Having used btrfs before, I was surprised to find out that rolling back a snapshot in ZFS not only changes the “working set” of files, but also requires that any snapshots which are newer than the rollback target must be destroyed as well:
zfs rollback [-Rfr] snapshot
Roll back the given dataset to a previous snapshot. When a dataset is rolled back, all
data that has changed since the snapshot is discarded, and the dataset reverts to the
state at the time of the snapshot. By default, the command refuses to roll back to a
snapshot other than the most recent one. In order to do so, all intermediate snapshots
and bookmarks must be destroyed by specifying the -r option.

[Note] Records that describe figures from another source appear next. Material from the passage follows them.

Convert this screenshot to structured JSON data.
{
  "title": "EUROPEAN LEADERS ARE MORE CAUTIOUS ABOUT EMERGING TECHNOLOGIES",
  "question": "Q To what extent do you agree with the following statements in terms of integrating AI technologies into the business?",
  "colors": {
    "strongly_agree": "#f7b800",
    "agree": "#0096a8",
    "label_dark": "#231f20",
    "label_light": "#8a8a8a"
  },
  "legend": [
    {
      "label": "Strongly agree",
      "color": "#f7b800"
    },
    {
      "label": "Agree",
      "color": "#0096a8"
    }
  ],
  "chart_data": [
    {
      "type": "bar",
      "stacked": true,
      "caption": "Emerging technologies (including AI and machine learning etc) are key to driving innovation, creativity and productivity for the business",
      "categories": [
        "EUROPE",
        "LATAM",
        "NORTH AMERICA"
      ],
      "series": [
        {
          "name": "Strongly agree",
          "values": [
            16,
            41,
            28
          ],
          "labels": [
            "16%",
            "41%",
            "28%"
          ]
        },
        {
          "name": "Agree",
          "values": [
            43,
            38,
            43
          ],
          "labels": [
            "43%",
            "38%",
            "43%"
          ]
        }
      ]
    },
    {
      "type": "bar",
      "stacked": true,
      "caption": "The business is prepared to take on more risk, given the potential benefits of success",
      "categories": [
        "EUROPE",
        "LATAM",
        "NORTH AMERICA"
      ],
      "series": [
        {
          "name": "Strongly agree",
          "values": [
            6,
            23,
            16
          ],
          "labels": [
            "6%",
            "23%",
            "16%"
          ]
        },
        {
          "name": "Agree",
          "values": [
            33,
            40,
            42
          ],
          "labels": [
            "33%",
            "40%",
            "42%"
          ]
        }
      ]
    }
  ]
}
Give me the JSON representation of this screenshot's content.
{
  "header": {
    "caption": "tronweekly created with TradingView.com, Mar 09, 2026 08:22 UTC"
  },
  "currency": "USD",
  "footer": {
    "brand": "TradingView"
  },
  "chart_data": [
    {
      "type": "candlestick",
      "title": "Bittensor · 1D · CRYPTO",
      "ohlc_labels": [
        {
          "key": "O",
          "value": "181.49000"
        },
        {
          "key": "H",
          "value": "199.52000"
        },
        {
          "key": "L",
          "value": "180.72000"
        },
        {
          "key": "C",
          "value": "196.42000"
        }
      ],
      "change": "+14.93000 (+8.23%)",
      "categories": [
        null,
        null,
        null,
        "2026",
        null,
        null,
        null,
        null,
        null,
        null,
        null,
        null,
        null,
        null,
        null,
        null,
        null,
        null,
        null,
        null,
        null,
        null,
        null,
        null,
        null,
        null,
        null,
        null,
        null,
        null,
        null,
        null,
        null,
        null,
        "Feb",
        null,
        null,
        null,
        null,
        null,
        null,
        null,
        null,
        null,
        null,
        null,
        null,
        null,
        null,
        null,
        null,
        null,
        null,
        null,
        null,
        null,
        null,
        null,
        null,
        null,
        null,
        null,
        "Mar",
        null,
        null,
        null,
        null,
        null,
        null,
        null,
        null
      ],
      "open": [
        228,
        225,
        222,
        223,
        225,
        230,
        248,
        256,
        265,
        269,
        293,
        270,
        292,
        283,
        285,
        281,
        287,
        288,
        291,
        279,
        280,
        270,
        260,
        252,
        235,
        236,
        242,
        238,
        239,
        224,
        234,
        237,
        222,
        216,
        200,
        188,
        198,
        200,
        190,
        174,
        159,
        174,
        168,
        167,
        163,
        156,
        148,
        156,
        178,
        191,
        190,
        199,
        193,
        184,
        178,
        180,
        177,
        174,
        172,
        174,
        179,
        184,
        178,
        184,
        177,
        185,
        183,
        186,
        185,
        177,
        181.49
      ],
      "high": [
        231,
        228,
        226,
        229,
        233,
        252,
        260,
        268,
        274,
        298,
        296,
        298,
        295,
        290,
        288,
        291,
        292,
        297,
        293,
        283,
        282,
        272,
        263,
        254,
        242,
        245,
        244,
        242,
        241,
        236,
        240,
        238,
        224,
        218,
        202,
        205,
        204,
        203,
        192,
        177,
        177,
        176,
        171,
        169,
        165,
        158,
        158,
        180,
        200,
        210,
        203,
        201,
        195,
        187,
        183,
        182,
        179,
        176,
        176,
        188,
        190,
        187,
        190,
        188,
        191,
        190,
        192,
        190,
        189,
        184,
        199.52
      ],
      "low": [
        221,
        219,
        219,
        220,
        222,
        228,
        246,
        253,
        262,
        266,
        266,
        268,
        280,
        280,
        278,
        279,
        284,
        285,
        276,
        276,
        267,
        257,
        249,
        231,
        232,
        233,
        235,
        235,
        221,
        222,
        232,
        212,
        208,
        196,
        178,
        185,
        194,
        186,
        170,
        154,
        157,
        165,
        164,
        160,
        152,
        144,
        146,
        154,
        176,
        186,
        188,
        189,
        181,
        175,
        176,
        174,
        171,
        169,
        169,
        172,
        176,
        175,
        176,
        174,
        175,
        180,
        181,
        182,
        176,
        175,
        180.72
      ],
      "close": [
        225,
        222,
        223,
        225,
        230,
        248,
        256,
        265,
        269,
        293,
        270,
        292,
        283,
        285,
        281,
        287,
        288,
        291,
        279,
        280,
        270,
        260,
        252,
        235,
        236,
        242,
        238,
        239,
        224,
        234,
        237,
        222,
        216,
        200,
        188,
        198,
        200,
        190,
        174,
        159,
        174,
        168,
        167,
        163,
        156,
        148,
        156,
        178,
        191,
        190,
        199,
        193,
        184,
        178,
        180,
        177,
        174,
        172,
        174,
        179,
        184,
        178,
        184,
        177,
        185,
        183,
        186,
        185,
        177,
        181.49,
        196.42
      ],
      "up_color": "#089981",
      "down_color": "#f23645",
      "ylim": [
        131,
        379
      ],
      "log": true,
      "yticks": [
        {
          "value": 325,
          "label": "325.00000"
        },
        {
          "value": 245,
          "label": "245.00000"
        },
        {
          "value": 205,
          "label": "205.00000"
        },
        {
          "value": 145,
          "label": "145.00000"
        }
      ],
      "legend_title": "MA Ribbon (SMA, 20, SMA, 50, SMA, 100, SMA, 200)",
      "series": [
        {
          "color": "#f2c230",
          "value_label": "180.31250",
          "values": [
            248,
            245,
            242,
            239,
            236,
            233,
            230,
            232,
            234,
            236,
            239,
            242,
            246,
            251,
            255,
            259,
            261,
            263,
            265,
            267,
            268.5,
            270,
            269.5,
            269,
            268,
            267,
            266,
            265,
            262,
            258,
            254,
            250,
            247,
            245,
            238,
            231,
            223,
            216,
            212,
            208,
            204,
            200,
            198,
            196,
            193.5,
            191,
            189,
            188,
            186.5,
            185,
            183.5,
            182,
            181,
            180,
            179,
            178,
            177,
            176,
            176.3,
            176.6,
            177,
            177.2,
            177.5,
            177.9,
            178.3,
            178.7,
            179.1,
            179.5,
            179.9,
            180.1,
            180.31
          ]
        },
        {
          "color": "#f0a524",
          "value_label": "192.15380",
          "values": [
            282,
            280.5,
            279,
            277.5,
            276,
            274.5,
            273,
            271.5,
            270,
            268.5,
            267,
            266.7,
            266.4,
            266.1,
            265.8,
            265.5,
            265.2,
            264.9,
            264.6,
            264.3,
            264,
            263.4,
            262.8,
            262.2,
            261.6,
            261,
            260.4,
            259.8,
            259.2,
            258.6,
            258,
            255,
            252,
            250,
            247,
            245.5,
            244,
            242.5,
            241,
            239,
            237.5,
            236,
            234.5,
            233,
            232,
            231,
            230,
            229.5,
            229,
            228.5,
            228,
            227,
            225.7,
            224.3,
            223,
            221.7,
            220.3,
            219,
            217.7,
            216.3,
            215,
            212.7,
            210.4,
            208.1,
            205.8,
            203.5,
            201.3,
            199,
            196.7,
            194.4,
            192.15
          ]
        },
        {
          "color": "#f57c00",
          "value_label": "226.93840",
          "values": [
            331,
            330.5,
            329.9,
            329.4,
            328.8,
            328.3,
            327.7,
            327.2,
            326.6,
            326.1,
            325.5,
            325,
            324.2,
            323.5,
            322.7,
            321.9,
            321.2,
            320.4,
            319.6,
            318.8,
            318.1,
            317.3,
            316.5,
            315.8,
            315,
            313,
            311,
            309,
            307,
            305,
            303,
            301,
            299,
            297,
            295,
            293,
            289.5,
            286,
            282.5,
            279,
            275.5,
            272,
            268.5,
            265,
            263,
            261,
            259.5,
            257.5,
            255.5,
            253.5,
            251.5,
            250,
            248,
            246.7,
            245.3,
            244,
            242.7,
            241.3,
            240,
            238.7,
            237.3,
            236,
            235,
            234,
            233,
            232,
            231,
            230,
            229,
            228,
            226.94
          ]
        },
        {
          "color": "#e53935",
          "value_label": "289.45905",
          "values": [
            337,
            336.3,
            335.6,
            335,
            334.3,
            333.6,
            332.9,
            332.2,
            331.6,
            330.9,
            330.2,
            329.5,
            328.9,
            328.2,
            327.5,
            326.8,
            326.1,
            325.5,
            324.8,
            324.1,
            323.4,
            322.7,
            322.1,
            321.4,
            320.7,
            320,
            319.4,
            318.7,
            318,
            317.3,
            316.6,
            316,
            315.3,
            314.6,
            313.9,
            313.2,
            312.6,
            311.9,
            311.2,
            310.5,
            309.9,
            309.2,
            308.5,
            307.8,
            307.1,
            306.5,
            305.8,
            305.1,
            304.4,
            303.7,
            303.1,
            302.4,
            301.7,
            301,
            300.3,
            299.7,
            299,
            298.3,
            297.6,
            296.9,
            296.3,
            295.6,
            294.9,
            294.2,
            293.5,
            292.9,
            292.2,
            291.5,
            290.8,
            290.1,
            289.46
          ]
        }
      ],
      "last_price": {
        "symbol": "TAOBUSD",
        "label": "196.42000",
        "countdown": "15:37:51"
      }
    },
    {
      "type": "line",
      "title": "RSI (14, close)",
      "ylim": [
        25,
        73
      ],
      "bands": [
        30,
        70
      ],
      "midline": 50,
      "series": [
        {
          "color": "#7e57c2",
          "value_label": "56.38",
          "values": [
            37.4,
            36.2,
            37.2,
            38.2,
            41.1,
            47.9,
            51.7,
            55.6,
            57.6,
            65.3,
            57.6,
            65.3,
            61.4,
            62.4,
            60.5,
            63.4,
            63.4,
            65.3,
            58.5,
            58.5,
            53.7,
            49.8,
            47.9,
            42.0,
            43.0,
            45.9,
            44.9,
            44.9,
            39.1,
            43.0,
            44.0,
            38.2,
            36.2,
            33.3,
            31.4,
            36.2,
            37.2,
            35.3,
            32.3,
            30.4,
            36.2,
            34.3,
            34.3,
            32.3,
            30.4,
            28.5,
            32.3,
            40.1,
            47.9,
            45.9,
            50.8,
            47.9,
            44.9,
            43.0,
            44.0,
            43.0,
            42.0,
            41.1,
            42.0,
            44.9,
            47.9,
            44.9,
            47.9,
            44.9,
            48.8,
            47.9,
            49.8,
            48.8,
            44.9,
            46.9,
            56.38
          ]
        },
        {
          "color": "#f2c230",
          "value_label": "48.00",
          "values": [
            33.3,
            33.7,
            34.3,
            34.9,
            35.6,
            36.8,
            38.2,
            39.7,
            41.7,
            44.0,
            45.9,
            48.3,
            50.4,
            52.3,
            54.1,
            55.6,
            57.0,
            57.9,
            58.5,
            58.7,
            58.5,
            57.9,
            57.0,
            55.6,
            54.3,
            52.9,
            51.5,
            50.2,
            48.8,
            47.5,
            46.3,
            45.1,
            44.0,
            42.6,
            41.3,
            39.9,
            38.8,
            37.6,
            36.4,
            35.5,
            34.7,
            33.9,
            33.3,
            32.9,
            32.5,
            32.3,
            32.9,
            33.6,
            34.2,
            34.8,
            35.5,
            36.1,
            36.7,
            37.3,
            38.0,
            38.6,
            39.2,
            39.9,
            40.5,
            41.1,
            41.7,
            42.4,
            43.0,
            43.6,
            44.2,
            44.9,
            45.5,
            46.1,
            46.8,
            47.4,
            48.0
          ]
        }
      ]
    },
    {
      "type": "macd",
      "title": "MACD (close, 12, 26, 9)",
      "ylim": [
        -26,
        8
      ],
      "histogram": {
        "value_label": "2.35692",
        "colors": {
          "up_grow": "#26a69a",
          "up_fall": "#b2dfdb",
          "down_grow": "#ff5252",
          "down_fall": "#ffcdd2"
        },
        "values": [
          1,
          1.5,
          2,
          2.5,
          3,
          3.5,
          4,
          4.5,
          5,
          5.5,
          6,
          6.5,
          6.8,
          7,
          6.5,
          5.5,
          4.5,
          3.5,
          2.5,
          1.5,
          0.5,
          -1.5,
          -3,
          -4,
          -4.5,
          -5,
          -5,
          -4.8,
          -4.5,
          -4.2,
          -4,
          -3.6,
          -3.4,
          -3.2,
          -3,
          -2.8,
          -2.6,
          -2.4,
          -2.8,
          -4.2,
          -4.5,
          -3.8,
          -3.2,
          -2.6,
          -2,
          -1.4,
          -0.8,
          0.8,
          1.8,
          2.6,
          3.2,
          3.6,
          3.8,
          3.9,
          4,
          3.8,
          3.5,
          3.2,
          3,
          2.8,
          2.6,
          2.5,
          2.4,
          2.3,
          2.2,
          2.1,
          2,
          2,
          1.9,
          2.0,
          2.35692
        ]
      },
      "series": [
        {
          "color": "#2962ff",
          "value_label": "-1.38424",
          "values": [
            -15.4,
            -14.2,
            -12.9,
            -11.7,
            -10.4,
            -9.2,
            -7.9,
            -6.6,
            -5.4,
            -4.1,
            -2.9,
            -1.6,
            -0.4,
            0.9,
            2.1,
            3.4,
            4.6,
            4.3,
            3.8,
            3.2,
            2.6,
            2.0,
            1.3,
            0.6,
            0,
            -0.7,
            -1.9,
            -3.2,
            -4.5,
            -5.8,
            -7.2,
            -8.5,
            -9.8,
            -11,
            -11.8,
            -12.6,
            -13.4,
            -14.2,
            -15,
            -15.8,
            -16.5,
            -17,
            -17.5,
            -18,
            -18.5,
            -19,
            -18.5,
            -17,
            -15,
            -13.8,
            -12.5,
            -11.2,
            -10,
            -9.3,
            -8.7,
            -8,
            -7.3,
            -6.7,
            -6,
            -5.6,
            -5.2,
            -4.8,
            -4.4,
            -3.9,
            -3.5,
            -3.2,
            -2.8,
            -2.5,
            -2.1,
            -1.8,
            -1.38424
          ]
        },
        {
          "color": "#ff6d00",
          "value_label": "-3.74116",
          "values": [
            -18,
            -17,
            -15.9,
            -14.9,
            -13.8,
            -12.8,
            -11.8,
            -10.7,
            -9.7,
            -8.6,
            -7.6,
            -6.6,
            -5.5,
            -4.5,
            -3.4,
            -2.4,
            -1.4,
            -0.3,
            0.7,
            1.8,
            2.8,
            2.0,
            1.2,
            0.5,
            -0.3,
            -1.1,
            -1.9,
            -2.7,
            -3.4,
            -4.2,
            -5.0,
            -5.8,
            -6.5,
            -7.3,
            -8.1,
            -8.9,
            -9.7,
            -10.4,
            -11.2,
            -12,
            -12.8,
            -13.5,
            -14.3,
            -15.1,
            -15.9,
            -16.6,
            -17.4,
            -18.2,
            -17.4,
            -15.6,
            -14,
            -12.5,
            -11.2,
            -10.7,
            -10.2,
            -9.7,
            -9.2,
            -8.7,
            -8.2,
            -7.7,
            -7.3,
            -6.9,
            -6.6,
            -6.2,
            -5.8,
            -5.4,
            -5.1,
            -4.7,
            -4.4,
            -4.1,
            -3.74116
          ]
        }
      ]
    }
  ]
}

For comparison, here are some descriptions of non-destructively rolling back to a snapshot in btrfs:
btrfs sub snap -r fs snapshot
# ... do things on fs
btrfs sub del fs # at which point you'll lose those things you've done
# if you want to preserve them, just rename fs instead
btrfs sub snap snapshot fs # reinstate snapshot as a read+write fs
btrfs sub del snapshot # delete the non-longer needed read-only snapshot
and non-destructively rolling back to a snapshot in ZFS:
zfs snapshot pool/project/production@today
zfs clone pool/project/production@today pool/project/beta
# make changes to /pool/project/beta and test them
zfs promote pool/project/beta
zfs rename pool/project/production pool/project/legacy
zfs rename pool/project/beta pool/project/production
# once the legacy version is no longer needed, it can be destroyed
zfs destroy pool/project/legacy
A “snapshot” is obviously a different thing in btrfs and ZFS, but I’m wondering what the advantage of having the destructive zfs rollback operation is, especially since there doesn’t seem to be a self-contained non-destructive rollback command. I would expect that, unless explicitly requested, the most commonly needed rollback operation is one that only affects the current state of files, and not other, unrelated snapshots based on the arbitrary criterion of when they were created.
I can imagine several kinds of reasons (e. g. historical, performance, storage space, simplicity of implementation), although not many which strike me as compelling, so relevant background information would be appreciated!